AAAAAAARRRRRRRGGHHHHHH!!!!!!

So, for the last couple of months I have been trying to insert a gene into a DNA vector that contains another gene we are using. The gene already in the vector likes to rearrange it's sequence because it the same sequence repeated twice. Cells don't like repeated genes and tend to try to get rid of them. I have been using E. coli specially designed to resist rearrangements. To insert genes into the plasmids/vectors we use restriction enzymes to cut the vector at a specific site where we can then insert the gene that has ends compatible with the cut site. The thing is, putting these vectors together is like a puzzle. If you cut your vector too many times you won't have the pieces you need. If you don't have a site in the DNA that you need to have to do a lot of manipulations to get everything arranged in the correct order. I am not sure if this is making sense to anyone else at all.

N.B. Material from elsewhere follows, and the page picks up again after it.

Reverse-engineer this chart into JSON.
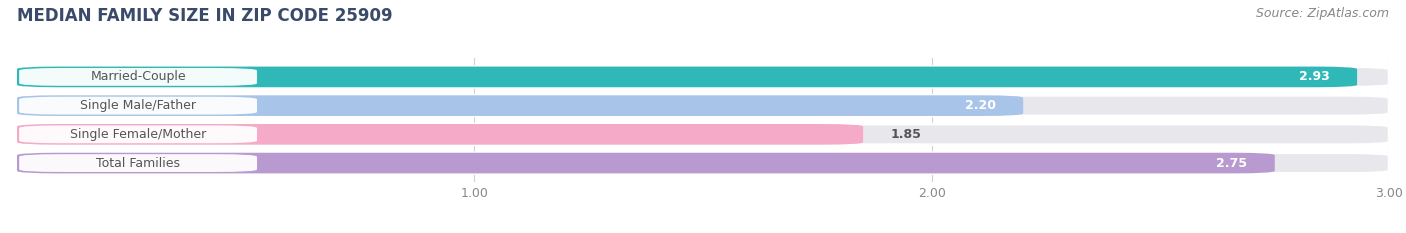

Ok, back to my vector. I have been trying insert a gene into a vector using two restriction enzymes. Several of my clones had the same exact problem with their sequences and I thought that was really odd since recombination is generally a little more random. I was given a map of the vector I am trying to insert this gene in when I started so I could tell which restrictions enzymes to use. My map was incorrect. There was a site for one of my enzymes in the gene that is already in the vector. That site was not on the map. this whole time I have been thinking the vector was rearranging itself therefor making it incorrect, when really I was cutting it in more places than I wanted to be. At least I know I haven't made a mistake with what I have been doing. I probably should have caught the mistake, but I trusted the map I was given. I have the sequence for everything so I should be able to make it work, but I am still frustrated. I am going to draw a new map with all the pertinent information so I don't have this happen again when I try to put another gene in later.